But Clark's was no ordinary execution. The procedure began at 10 AM. The protocol calls for two intravenous lines, one primary and one back-up. It took 22 minutes for the technicians to find one good site. Apparently deciding that one vein was close enough, the technicians forged ahead, committed to the grim task. The chemicals of death began to flow.
After three or four minutes, Clark raised his head and exclaimed, "It don't work!" Officials quickly closed the curtain between the death chamber and the witnesses, apparently sensitive to the difference between killing a man and looking inept while doing it.
Fifty minutes later the technicians found another injection site. They reopened the curtain, and proceeded with the execution. Clark was pronounced dead at 11:26 AM.

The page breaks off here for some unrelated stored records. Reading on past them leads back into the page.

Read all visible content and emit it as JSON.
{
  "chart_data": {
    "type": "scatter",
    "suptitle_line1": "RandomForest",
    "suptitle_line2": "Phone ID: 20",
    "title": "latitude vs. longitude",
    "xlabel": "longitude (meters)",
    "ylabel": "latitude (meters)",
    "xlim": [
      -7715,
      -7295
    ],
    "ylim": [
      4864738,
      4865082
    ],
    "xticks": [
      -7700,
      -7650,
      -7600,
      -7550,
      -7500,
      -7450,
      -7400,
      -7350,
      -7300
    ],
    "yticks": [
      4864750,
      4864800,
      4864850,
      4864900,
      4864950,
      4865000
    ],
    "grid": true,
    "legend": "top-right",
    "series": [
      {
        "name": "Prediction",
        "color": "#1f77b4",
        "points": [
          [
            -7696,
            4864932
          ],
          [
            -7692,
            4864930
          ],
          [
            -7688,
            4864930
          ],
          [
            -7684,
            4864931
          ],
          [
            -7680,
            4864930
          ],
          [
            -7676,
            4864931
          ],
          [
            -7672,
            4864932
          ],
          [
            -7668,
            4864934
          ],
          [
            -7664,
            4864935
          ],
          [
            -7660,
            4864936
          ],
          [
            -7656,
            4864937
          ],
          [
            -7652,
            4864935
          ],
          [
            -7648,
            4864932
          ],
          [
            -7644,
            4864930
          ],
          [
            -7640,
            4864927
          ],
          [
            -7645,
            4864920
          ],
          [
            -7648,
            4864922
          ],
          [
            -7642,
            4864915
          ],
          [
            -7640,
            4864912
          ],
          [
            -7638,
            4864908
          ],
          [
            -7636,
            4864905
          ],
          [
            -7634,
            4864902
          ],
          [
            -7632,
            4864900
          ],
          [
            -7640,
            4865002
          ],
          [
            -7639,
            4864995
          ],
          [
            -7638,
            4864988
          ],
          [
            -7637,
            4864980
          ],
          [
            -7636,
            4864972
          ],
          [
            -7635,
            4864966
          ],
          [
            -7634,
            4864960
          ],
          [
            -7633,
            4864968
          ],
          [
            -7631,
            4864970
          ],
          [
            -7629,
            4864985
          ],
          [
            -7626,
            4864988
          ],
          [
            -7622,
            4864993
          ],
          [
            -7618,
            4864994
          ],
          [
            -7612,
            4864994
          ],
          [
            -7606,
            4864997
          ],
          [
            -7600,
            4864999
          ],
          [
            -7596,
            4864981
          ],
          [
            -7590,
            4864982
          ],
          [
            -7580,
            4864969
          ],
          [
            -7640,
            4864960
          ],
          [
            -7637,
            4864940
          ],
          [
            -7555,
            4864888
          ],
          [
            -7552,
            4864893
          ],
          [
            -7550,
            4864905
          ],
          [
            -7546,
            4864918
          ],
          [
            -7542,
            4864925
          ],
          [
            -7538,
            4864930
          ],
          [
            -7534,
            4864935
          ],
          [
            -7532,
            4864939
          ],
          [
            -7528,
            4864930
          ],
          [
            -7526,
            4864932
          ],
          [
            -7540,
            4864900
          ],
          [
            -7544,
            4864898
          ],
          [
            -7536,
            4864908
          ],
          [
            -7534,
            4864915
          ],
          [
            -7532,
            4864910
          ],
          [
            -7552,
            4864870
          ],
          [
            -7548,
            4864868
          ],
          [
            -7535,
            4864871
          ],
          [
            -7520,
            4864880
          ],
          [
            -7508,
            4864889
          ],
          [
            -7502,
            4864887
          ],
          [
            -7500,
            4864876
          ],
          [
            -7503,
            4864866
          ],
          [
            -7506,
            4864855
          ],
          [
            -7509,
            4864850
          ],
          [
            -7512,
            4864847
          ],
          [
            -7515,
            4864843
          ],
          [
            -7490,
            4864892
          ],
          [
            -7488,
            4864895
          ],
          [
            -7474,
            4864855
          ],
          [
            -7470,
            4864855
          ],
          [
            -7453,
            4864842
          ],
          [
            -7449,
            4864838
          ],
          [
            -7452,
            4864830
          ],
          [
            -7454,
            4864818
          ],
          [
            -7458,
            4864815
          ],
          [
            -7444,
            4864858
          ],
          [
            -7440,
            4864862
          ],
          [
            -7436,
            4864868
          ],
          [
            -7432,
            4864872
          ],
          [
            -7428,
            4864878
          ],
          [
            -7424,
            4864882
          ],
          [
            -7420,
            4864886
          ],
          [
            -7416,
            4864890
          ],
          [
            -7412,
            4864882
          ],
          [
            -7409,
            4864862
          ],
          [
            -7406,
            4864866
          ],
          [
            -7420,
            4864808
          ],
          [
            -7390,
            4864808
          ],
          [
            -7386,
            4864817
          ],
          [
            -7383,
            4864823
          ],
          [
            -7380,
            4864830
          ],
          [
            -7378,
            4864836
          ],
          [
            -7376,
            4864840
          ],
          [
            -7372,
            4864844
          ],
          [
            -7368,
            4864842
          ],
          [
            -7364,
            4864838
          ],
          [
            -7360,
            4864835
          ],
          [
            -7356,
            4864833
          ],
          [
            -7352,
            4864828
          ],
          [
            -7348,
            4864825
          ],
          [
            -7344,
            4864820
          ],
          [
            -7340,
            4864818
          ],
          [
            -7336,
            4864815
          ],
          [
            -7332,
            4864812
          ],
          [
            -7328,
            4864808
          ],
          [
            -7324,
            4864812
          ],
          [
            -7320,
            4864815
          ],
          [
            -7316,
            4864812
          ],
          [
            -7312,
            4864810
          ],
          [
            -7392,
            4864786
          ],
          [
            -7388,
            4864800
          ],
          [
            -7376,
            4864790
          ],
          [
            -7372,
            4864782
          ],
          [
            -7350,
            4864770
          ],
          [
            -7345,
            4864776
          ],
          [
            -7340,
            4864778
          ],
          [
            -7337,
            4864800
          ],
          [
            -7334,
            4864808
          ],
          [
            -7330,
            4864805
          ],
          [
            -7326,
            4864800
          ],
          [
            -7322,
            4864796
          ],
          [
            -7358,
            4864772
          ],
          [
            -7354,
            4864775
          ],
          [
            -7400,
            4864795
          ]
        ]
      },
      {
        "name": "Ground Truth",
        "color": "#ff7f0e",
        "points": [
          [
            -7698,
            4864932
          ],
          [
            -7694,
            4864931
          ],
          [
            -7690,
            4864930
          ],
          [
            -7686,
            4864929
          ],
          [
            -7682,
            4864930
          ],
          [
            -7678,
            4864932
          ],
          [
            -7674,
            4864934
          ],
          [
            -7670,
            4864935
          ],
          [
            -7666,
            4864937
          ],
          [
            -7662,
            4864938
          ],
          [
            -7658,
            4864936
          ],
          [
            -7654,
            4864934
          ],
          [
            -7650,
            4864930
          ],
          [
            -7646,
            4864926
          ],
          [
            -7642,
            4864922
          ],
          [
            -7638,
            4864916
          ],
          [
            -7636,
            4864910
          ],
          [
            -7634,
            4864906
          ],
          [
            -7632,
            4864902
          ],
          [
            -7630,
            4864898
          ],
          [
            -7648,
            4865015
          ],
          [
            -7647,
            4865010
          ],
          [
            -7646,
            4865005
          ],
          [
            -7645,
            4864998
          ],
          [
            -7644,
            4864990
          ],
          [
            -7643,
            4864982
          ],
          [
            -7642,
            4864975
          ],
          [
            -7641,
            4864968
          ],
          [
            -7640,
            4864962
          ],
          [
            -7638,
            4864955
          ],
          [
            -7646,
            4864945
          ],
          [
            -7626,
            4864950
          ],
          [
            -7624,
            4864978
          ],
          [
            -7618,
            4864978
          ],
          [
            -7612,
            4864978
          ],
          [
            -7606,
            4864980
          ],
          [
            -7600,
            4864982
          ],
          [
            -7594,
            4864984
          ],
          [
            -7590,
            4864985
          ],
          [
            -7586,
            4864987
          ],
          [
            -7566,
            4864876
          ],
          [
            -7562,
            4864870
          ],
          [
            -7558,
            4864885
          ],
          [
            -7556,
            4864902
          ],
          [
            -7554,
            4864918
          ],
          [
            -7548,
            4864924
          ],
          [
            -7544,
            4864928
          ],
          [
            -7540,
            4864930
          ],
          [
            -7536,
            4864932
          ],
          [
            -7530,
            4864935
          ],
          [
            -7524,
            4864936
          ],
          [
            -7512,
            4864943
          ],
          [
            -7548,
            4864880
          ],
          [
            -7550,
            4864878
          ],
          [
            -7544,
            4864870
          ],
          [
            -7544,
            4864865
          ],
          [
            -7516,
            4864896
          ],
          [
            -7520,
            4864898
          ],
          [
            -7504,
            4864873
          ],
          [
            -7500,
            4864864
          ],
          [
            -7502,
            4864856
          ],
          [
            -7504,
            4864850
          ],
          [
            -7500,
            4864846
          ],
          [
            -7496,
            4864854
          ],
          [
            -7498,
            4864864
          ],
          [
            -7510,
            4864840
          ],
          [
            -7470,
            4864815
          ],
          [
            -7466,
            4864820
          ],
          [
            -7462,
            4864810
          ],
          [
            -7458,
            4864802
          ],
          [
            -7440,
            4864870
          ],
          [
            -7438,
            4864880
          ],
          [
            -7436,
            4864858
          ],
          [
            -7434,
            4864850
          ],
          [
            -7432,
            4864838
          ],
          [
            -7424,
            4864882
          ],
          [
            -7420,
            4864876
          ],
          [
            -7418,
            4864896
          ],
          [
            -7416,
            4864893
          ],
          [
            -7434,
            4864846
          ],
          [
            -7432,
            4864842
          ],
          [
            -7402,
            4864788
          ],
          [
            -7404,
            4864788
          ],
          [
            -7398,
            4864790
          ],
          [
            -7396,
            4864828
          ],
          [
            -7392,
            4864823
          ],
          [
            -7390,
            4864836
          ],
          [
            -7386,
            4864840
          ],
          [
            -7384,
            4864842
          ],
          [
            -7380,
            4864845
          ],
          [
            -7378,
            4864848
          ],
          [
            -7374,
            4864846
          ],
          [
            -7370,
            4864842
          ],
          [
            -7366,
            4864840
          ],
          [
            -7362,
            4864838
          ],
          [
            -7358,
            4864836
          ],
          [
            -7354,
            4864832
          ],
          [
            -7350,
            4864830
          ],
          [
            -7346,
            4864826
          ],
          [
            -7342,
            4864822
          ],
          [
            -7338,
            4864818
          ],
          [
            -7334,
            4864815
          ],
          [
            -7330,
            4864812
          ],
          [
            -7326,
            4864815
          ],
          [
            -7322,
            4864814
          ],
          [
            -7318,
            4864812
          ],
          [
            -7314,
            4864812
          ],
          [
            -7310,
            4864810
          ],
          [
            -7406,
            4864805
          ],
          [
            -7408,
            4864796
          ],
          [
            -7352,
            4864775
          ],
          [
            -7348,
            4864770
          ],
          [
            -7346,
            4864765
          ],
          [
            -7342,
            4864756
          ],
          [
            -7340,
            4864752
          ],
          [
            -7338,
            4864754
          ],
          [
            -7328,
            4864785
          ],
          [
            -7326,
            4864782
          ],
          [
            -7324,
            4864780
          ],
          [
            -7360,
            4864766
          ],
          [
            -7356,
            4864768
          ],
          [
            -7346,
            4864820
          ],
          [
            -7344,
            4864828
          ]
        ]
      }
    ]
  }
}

Prison officials did not fault themselves, despite violating their own two-IV protocol. Prisons Director Terry Collins said, "The team here is a very professional team. They're doing a very, very difficult job under difficult circumstances." That may be true too, but on Tuesday, the team did its job very, very badly.
In the largest sense, though, the fault was neither Clark's nor the state's. The fault rests with us, the people. We allow states to kill our fellow human beings in our names; indeed, we often require it. But this is conduct unworthy of a great people. How can we Americans, champions of human rights, countenance such barbarism? What will it take for us to rise above it?

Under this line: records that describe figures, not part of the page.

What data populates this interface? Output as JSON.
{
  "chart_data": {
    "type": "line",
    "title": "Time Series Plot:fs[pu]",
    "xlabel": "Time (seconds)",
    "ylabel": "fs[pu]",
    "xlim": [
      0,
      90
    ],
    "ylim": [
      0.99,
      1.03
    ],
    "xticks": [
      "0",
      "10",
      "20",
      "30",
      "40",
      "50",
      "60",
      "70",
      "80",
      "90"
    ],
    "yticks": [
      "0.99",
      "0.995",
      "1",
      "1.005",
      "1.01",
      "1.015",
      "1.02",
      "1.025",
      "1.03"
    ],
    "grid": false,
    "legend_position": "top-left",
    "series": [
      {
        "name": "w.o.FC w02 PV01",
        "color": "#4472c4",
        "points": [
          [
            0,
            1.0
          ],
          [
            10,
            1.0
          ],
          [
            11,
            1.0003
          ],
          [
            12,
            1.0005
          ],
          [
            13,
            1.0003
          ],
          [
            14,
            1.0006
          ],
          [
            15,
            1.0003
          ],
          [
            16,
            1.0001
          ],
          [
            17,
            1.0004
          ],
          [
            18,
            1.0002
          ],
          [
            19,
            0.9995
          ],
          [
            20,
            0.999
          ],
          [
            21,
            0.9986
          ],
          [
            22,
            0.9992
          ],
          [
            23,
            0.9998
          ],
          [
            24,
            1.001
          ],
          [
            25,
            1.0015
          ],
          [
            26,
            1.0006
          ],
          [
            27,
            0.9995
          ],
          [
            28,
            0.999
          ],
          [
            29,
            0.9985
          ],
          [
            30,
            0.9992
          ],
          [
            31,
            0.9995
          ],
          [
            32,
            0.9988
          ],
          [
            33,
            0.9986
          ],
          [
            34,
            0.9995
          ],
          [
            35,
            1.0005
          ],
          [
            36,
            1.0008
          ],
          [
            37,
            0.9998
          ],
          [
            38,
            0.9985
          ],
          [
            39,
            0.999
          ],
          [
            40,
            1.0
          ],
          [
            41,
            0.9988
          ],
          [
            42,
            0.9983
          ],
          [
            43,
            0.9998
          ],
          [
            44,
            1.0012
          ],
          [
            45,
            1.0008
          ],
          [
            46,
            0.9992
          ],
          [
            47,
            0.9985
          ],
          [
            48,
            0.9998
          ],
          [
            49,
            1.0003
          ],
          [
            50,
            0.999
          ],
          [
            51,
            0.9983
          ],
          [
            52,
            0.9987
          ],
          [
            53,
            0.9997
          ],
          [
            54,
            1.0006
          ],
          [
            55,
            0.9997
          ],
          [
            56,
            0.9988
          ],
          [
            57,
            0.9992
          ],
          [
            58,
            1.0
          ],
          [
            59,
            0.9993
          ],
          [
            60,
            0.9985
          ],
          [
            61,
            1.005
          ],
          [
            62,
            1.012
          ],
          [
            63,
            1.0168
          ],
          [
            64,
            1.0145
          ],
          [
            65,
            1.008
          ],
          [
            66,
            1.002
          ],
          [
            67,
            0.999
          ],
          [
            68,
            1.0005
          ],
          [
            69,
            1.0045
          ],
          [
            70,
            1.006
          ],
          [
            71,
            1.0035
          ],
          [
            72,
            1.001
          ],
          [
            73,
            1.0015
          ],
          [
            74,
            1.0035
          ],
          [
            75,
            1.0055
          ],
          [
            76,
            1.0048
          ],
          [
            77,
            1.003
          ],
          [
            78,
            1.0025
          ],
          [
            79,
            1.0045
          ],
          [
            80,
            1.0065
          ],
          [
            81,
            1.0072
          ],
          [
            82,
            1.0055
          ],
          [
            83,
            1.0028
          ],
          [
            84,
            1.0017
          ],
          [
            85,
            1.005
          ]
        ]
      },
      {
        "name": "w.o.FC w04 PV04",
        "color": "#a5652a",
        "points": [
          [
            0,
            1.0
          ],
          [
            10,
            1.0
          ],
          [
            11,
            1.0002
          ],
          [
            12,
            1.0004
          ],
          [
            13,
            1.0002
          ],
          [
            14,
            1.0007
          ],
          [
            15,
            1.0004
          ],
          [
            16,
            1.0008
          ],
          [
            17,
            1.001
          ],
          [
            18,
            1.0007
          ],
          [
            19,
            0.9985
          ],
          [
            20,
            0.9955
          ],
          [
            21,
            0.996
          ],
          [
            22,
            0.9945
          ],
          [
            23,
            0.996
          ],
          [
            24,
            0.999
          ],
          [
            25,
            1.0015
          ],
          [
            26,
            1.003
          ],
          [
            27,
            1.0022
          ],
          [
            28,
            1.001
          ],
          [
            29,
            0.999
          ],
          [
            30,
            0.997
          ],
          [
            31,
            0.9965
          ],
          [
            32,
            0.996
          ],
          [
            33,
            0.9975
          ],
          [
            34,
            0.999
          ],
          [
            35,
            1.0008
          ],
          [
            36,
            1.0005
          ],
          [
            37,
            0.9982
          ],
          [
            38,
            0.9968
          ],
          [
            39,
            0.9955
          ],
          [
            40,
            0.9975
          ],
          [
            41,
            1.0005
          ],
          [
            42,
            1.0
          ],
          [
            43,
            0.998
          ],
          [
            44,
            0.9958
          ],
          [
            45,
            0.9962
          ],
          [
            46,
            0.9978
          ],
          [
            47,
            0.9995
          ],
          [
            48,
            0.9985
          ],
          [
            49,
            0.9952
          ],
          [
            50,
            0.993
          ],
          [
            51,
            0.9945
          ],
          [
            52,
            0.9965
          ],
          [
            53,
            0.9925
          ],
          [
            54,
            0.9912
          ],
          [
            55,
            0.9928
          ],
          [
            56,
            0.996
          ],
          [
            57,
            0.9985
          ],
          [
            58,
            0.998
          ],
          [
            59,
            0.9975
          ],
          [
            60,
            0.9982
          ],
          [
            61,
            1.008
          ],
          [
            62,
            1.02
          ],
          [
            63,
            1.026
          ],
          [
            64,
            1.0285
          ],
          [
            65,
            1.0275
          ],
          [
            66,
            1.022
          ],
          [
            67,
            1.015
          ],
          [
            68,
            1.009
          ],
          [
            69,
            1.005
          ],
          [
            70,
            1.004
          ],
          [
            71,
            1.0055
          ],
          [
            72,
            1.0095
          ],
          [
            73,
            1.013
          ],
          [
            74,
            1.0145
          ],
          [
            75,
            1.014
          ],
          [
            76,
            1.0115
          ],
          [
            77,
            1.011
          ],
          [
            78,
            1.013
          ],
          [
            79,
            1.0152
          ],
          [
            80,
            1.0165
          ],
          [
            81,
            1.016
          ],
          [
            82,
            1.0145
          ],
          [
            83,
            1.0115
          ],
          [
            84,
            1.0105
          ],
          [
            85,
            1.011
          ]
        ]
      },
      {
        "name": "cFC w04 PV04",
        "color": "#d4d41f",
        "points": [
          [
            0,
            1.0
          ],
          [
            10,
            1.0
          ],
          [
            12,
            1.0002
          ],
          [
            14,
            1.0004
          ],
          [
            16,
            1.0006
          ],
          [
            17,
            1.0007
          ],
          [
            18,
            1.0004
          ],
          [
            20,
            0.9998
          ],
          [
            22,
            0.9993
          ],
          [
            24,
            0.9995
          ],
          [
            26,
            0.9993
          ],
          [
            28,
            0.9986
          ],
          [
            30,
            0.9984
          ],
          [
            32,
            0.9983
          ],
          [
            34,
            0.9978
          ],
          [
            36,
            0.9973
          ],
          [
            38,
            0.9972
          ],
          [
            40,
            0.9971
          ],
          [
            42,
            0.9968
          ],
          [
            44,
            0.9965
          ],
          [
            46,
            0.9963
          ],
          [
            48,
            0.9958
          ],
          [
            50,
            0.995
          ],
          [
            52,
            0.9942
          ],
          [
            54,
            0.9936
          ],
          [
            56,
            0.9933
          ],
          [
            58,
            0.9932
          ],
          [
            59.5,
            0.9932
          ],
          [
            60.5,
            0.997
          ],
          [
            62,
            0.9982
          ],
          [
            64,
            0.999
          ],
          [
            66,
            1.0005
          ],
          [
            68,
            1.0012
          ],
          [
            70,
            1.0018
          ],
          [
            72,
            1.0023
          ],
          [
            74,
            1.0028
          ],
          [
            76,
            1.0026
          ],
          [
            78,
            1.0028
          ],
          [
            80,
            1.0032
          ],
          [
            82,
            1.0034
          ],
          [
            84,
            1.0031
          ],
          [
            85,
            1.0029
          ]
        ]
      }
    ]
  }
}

The greatness of a people shows itself through compassion for victims and survivors, not merely by exacting revenge on perpetrators. Let's give killers the life without parole sentence they deserve and redirect the money that would be spent on decades-long death row appeals to the direct benefit of survivors.
Despite the evidence, we persist with the vindictive and short-sighted view that capital punishment accomplishes something more than retribution. It doesn't.
Joseph Clark said as much himself: "It don't work."